Colonie humaine Néoparis XV, amas globulaire Margyall II.

Temps Unifié : 504 apr. LE* - datation antique : février 3023


Un peu plus de bleu.

Mon doigt glisse sur l'écran, sélectionne dans la palette virtuelle un outre-mer ombré d'un beau noir brillant. On dirait du velours, tout doux, tout profond.

— Encore moins de rose, suggère Gal.

J'entends Sébeh renifler son désaccord dans mon cou. Je souris. Gal aime les teintes froides et les clartés lunaires. Les nuits sombres pailletées d'étoiles et les reflets d'argent sur les robes des licornes. Sébeh préfère les explosions de couleurs, les flammes des soleils qui réchauffent et les planètes funambules qui dansent dans la lumière.

Moi, j'aime quand elles sont là toutes les deux, penchées par-dessus mon épaule, à observer et commenter mon travail. À se chamailler parce qu'elles ne sont pas d'accord. Et à éclater de rire, ensuite, parce que je me débrouille toujours pour ne pas faire complètement comme elles veulent.

T'as raison Art, dira finalement Sébeh – ou Gal.

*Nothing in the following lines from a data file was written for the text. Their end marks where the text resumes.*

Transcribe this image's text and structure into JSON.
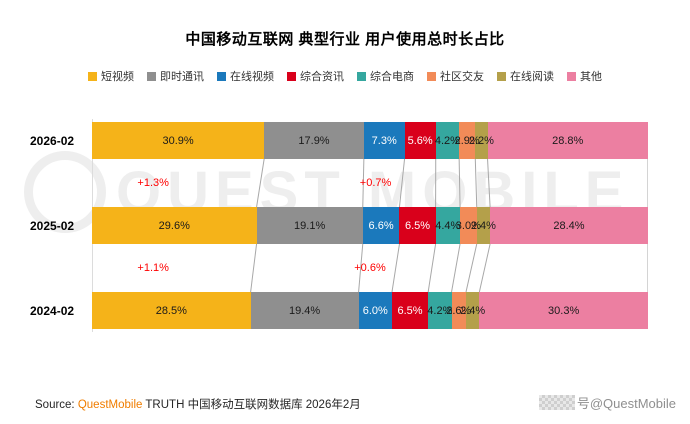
{
  "title": "中国移动互联网 典型行业 用户使用总时长占比",
  "colors": {
    "accent_red": "#FE0000",
    "source_orange": "#F07D00",
    "connector_gray": "#A8A8A8",
    "axis_gray": "#DCDCDC"
  },
  "legend": [
    {
      "label": "短视频",
      "color": "#F5B319",
      "text": "dark"
    },
    {
      "label": "即时通讯",
      "color": "#8F8F8F",
      "text": "dark"
    },
    {
      "label": "在线视频",
      "color": "#1B79BC",
      "text": "light"
    },
    {
      "label": "综合资讯",
      "color": "#D9001B",
      "text": "light"
    },
    {
      "label": "综合电商",
      "color": "#35A79F",
      "text": "dark"
    },
    {
      "label": "社区交友",
      "color": "#F28B58",
      "text": "dark"
    },
    {
      "label": "在线阅读",
      "color": "#B4A04A",
      "text": "dark"
    },
    {
      "label": "其他",
      "color": "#EC7FA1",
      "text": "dark"
    }
  ],
  "chart_data": {
    "type": "bar",
    "variant": "horizontal-stacked-100pct",
    "title": "中国移动互联网 典型行业 用户使用总时长占比",
    "unit": "%",
    "x_range": [
      0,
      100
    ],
    "series_labels": [
      "短视频",
      "即时通讯",
      "在线视频",
      "综合资讯",
      "综合电商",
      "社区交友",
      "在线阅读",
      "其他"
    ],
    "categories": [
      "2026-02",
      "2025-02",
      "2024-02"
    ],
    "rows": [
      [
        30.9,
        17.9,
        7.3,
        5.6,
        4.2,
        2.9,
        2.2,
        28.8
      ],
      [
        29.6,
        19.1,
        6.6,
        6.5,
        4.4,
        3.0,
        2.4,
        28.4
      ],
      [
        28.5,
        19.4,
        6.0,
        6.5,
        4.2,
        2.6,
        2.4,
        30.3
      ]
    ],
    "value_suffix": "%",
    "change_labels": [
      {
        "gap": 0,
        "items": [
          {
            "text": "+1.3%",
            "series": "短视频",
            "x_pct": 11
          },
          {
            "text": "+0.7%",
            "series": "在线视频",
            "x_pct": 51
          }
        ]
      },
      {
        "gap": 1,
        "items": [
          {
            "text": "+1.1%",
            "series": "短视频",
            "x_pct": 11
          },
          {
            "text": "+0.6%",
            "series": "在线视频",
            "x_pct": 50
          }
        ]
      }
    ]
  },
  "watermark": {
    "text": "QUEST MOBILE"
  },
  "source": {
    "prefix": "Source:",
    "brand": "QuestMobile",
    "suffix": "TRUTH 中国移动互联网数据库 2026年2月"
  },
  "footer_right": {
    "handle": "号@QuestMobile"
  }
}
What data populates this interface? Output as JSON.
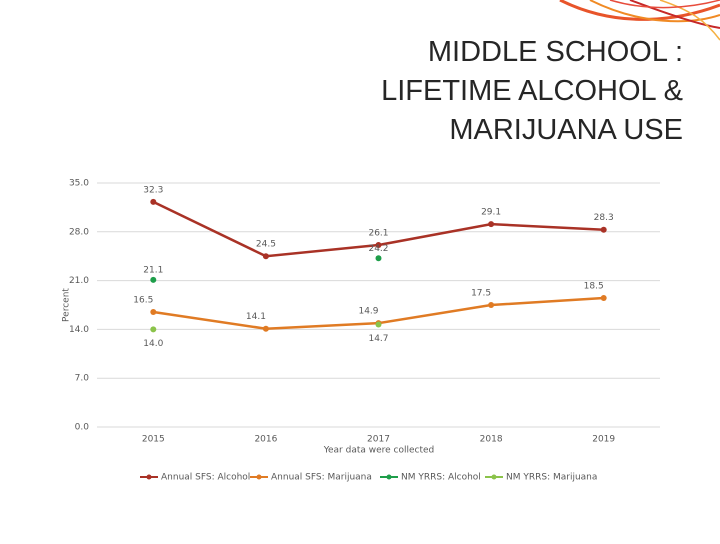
{
  "chart_data": {
    "type": "line",
    "title": "MIDDLE SCHOOL : LIFETIME ALCOHOL & MARIJUANA USE",
    "y_label": "Percent",
    "x_label": "Year data were collected",
    "categories": [
      "2015",
      "2016",
      "2017",
      "2018",
      "2019"
    ],
    "series": [
      {
        "name": "Annual SFS: Alcohol",
        "color": "#a93226",
        "line": true,
        "values": [
          32.3,
          24.5,
          26.1,
          29.1,
          28.3
        ]
      },
      {
        "name": "Annual SFS: Marijuana",
        "color": "#e07b24",
        "line": true,
        "values": [
          16.5,
          14.1,
          14.9,
          17.5,
          18.5
        ]
      },
      {
        "name": "NM YRRS: Alcohol",
        "color": "#1e9e4a",
        "line": false,
        "values": [
          21.1,
          null,
          24.2,
          null,
          null
        ]
      },
      {
        "name": "NM YRRS: Marijuana",
        "color": "#8bc34a",
        "line": false,
        "values": [
          14.0,
          null,
          14.7,
          null,
          null
        ],
        "value_labels": [
          "14.0",
          null,
          "14.7",
          null,
          null
        ]
      }
    ],
    "ylim": [
      0,
      35
    ],
    "yticks": [
      {
        "value": 0,
        "label": "0.0"
      },
      {
        "value": 7,
        "label": "7.0"
      },
      {
        "value": 14,
        "label": "14.0"
      },
      {
        "value": 21,
        "label": "21.0"
      },
      {
        "value": 28,
        "label": "28.0"
      },
      {
        "value": 35,
        "label": "35.0"
      }
    ],
    "grid": true,
    "legend": "bottom"
  }
}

Fais comme tu le sens, c'est ton dessin après tout !

Je lève les yeux de ma tablette pour observer le portail. Il flotte dans l'espace à plusieurs kilomètres de nous, séparé de la bulle transparente du terminal par la longue enfilade des quais d'appontage, mais la structure est si imposante que je n'ai aucune difficulté à en distinguer les détails. Malgré la distance, j'arrive même à percevoir les variations des courants quantiques qui l'animent. Des tas de friselis de couleurs changeantes qui ondulent et ruissellent autour de l'anneau central.

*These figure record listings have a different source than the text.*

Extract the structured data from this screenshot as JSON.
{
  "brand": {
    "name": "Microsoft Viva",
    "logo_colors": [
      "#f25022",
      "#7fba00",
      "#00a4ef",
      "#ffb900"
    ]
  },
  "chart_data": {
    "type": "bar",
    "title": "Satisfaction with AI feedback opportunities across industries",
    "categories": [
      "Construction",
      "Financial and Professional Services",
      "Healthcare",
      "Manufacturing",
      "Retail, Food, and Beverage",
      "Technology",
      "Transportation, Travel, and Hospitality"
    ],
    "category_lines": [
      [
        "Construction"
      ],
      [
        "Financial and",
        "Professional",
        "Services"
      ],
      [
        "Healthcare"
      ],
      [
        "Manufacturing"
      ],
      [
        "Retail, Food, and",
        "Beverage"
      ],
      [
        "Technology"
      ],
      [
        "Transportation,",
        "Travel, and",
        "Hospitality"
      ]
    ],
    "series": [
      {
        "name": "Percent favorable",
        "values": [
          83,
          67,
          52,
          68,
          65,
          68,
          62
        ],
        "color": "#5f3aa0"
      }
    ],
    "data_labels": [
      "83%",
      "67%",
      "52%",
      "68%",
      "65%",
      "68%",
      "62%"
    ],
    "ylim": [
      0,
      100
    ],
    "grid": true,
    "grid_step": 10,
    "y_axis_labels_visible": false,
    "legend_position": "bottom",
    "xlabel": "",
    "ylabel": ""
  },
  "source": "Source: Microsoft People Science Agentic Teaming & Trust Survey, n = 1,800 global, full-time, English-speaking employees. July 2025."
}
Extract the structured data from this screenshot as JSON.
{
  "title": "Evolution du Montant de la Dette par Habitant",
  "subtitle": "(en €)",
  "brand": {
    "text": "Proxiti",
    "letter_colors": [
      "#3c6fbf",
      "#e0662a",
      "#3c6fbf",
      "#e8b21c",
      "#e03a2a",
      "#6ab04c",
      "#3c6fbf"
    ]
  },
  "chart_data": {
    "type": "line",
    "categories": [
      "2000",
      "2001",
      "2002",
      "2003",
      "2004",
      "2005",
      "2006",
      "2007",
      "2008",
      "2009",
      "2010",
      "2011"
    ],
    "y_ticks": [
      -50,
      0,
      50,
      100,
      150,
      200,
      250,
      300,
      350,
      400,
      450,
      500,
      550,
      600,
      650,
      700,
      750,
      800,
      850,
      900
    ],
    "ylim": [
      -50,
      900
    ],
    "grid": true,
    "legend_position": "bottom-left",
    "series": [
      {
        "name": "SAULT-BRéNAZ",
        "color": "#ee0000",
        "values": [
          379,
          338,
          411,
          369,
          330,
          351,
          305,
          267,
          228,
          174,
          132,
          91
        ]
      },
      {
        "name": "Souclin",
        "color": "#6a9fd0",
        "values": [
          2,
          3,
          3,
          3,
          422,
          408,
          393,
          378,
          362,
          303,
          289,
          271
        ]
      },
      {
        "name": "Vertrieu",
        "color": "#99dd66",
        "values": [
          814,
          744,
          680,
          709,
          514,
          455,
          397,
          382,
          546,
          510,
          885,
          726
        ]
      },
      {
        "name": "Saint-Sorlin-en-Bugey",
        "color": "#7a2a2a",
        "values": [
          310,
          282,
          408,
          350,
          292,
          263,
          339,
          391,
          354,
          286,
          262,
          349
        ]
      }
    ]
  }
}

Mais ça, c'est à cause de ma synesthésie. Pour moi, le temps et l'espace sont des couleurs qui me montrent comment ils vibrent, se déforment, évoluent. C'est parce que je suis un neuroA sensoriel multimodal, on m'a dit quand j'ai passé les tests d'entrée à l'académie.

Pas grave, pas dangereux. Juste, je vois les choses différemment des autres. C'est pour ça que je suis un bon digital painter. Et aussi que je peux deviner certaines choses. Là, par exemple, si je me concentre sur le portail, je sais que le train va arriver. C'est le vert bordé de rose au centre de l'anneau et les petits points dorés qui crépitent en bordure qui me le disent.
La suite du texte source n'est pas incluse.